22 August 2004

President-for-Life for a Day

I'm simultaneously amused, annoyed, and offended by the inaccurate reports, myopic self-interested opinions, and bloviating inspired by the Grokster opinion. I've already said my piece (part one; part two) on the substance. The real problem is that the decision actually solves nothing. It does not completely let the Software Distributors off the hook; they remain vulnerable if the kind of intent evidence that was entered in Napster and Aimster ever gets admitted. And that evidence exists; don't kid yourselves—it's just a question of finding it and ensuring it's admissible. Neither, of course, does it protect the turf that the record companies and film industry so jealously guard, and it will therefore advance the ill-conceived, badly drafted INDUCE Act toward passage.

If I were President-for-Life for a day, I would strongly consider the following decrees to solve the problem.

  • Force all players in the entertainment/publishing/recording industries to use GAAP for all purposes, retroactively altering existing contracts that purport to define "net profit" in a manner that doesn't exist on the ground that the contracts are against public policy, actively deceptive, and violate the Internal Revenue Code.
  • Exclude inventories of fixations of intellectual property from accounting methods forced by Thor Power Tools as an exception to the previous item.
  • On antitrust grounds, eliminate the present system of book returns.
  • Subject all businesses whose activities directly involve First Amendment concerns to extremely strict scrutiny under antitrust and unfair competition law.
  • Allow freelance creators of intellectual property to collectively bargain.

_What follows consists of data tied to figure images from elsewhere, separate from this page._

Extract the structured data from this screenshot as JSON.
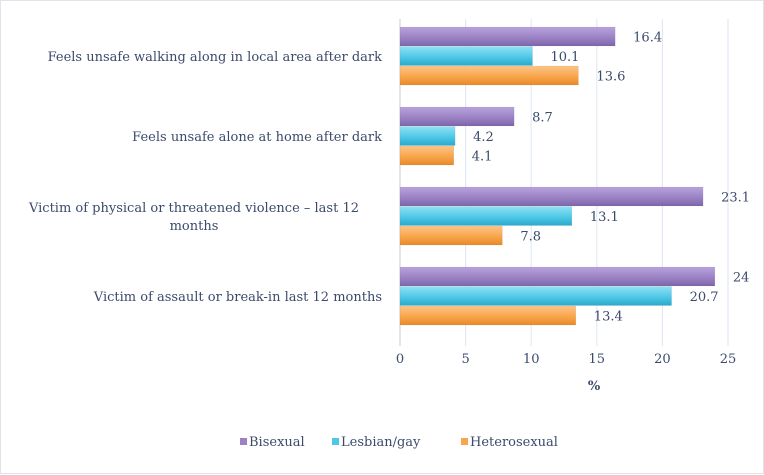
{
  "chart_data": {
    "type": "bar",
    "orientation": "horizontal",
    "categories": [
      "Feels unsafe walking along in local area after dark",
      "Feels unsafe alone at home after dark",
      "Victim of physical or threatened violence – last 12 months",
      "Victim of assault or break-in last 12 months"
    ],
    "category_lines": [
      [
        "Feels unsafe walking along in local area after dark"
      ],
      [
        "Feels unsafe alone at home after dark"
      ],
      [
        "Victim of physical or threatened violence – last 12",
        "months"
      ],
      [
        "Victim of assault or break-in last 12 months"
      ]
    ],
    "series": [
      {
        "name": "Bisexual",
        "values": [
          16.4,
          8.7,
          23.1,
          24
        ],
        "labels": [
          "16.4",
          "8.7",
          "23.1",
          "24"
        ],
        "color": "#9b82c4"
      },
      {
        "name": "Lesbian/gay",
        "values": [
          10.1,
          4.2,
          13.1,
          20.7
        ],
        "labels": [
          "10.1",
          "4.2",
          "13.1",
          "20.7"
        ],
        "color": "#4fc8e6"
      },
      {
        "name": "Heterosexual",
        "values": [
          13.6,
          4.1,
          7.8,
          13.4
        ],
        "labels": [
          "13.6",
          "4.1",
          "7.8",
          "13.4"
        ],
        "color": "#f9a54d"
      }
    ],
    "xlabel": "%",
    "xlim": [
      0,
      25
    ],
    "xticks": [
      0,
      5,
      10,
      15,
      20,
      25
    ],
    "xtick_labels": [
      "0",
      "5",
      "10",
      "15",
      "20",
      "25"
    ],
    "grid": true,
    "legend_position": "bottom"
  }
}
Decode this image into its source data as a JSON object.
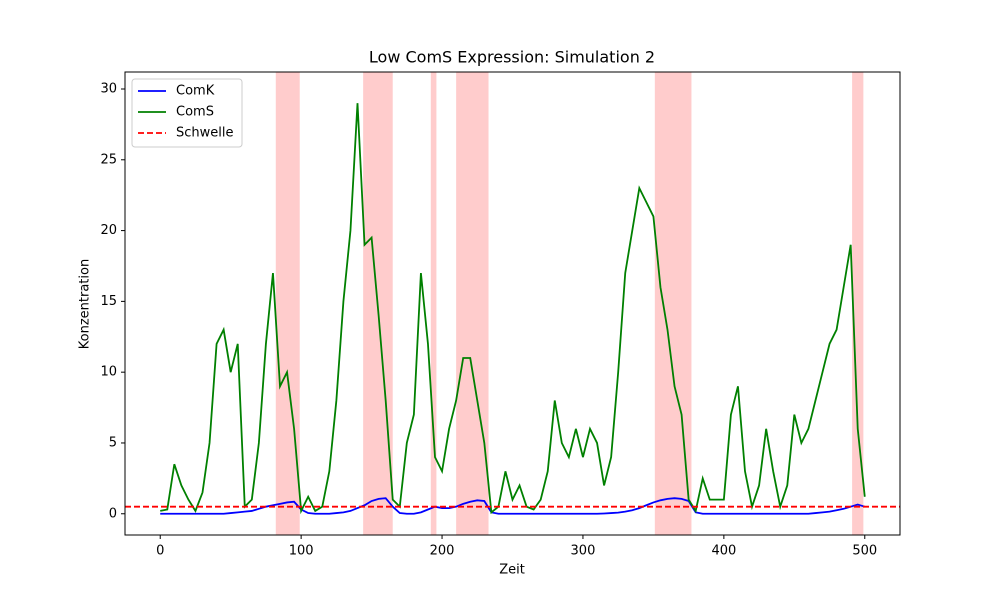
{
  "chart_data": {
    "type": "line",
    "title": "Low ComS Expression: Simulation 2",
    "x_label": "Zeit",
    "y_label": "Konzentration",
    "x": [
      0,
      5,
      10,
      15,
      20,
      25,
      30,
      35,
      40,
      45,
      50,
      55,
      60,
      65,
      70,
      75,
      80,
      85,
      90,
      95,
      100,
      105,
      110,
      115,
      120,
      125,
      130,
      135,
      140,
      145,
      150,
      155,
      160,
      165,
      170,
      175,
      180,
      185,
      190,
      195,
      200,
      205,
      210,
      215,
      220,
      225,
      230,
      235,
      240,
      245,
      250,
      255,
      260,
      265,
      270,
      275,
      280,
      285,
      290,
      295,
      300,
      305,
      310,
      315,
      320,
      325,
      330,
      335,
      340,
      345,
      350,
      355,
      360,
      365,
      370,
      375,
      380,
      385,
      390,
      395,
      400,
      405,
      410,
      415,
      420,
      425,
      430,
      435,
      440,
      445,
      450,
      455,
      460,
      465,
      470,
      475,
      480,
      485,
      490,
      495,
      500
    ],
    "series": [
      {
        "name": "ComK",
        "color": "#0000ff",
        "values": [
          0,
          0,
          0,
          0,
          0,
          0,
          0,
          0,
          0,
          0,
          0.05,
          0.1,
          0.15,
          0.2,
          0.35,
          0.5,
          0.6,
          0.7,
          0.8,
          0.85,
          0.3,
          0.05,
          0,
          0,
          0,
          0.05,
          0.1,
          0.2,
          0.4,
          0.6,
          0.9,
          1.05,
          1.1,
          0.5,
          0.05,
          0,
          0,
          0.1,
          0.3,
          0.5,
          0.4,
          0.4,
          0.5,
          0.7,
          0.85,
          0.95,
          0.9,
          0.1,
          0,
          0,
          0,
          0,
          0,
          0,
          0,
          0,
          0,
          0,
          0,
          0,
          0,
          0,
          0,
          0.02,
          0.05,
          0.08,
          0.15,
          0.25,
          0.4,
          0.6,
          0.8,
          0.95,
          1.05,
          1.1,
          1.05,
          0.9,
          0.1,
          0,
          0,
          0,
          0,
          0,
          0,
          0,
          0,
          0,
          0,
          0,
          0,
          0,
          0,
          0,
          0,
          0.05,
          0.1,
          0.15,
          0.25,
          0.35,
          0.5,
          0.65,
          0.5
        ]
      },
      {
        "name": "ComS",
        "color": "#008000",
        "values": [
          0.2,
          0.3,
          3.5,
          2.0,
          1.0,
          0.2,
          1.5,
          5,
          12,
          13,
          10,
          12,
          0.5,
          1,
          5,
          12,
          17,
          9,
          10,
          6,
          0.2,
          1.2,
          0.2,
          0.5,
          3,
          8,
          15,
          20,
          29,
          19,
          19.5,
          14,
          8,
          1,
          0.5,
          5,
          7,
          17,
          12,
          4,
          3,
          6,
          8,
          11,
          11,
          8,
          5,
          0.1,
          0.5,
          3,
          1,
          2,
          0.5,
          0.3,
          1,
          3,
          8,
          5,
          4,
          6,
          4,
          6,
          5,
          2,
          4,
          10,
          17,
          20,
          23,
          22,
          21,
          16,
          13,
          9,
          7,
          1,
          0.2,
          2.5,
          1,
          1,
          1,
          7,
          9,
          3,
          0.5,
          2,
          6,
          3,
          0.5,
          2,
          7,
          5,
          6,
          8,
          10,
          12,
          13,
          16,
          19,
          6,
          1.2
        ]
      }
    ],
    "threshold": {
      "name": "Schwelle",
      "value": 0.5,
      "color": "#ff0000"
    },
    "spans": [
      [
        82,
        99
      ],
      [
        144,
        165
      ],
      [
        192,
        196
      ],
      [
        210,
        233
      ],
      [
        351,
        377
      ],
      [
        491,
        499
      ]
    ],
    "span_color": "#ff0000",
    "xlim": [
      -25,
      525
    ],
    "ylim": [
      -1.5,
      31.2
    ],
    "xticks": [
      0,
      100,
      200,
      300,
      400,
      500
    ],
    "yticks": [
      0,
      5,
      10,
      15,
      20,
      25,
      30
    ],
    "legend": "upper left"
  }
}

Under the law as it stands, only employees can collectively bargain; and freelance writers, artists, musicians, etc. are not employees, but instead are employers. Thus, collective action by a group of songwriters violate US antitrust law, while mergers in the music industry do not (at least according to the DoJ and FTC)!
  • Eliminate the work-for-hire doctrine for nonemployees—and require full payment of benefits accorded to executive-level employees to satisfy the "employee" requirement
  • Exclude educational institutions and their affiliates from the definition of "employer" for copyright purposes. Yes, Harvard University Press and Harvard Law Review, this means you.
  • Shorten the revocation/termination trigger periods in §§ 203 and 304(c) of the Copyright Act from 35 and 50 years to 20 years and a five-year window beginning on 01 January 2006 respectively.

IMNSHO, these measures, either singly or in combination, would go a long way toward reducing or eliminating the problems that peer-to-peer file sharing and other piracy creates for everyone. It's not just the copyright holders who get hurt by piracy; one component of the per-copy cost of entertainment is the publisher/distributor's perception of how much more it needs to charge to cover the costs of counterfeits and other pirate copies.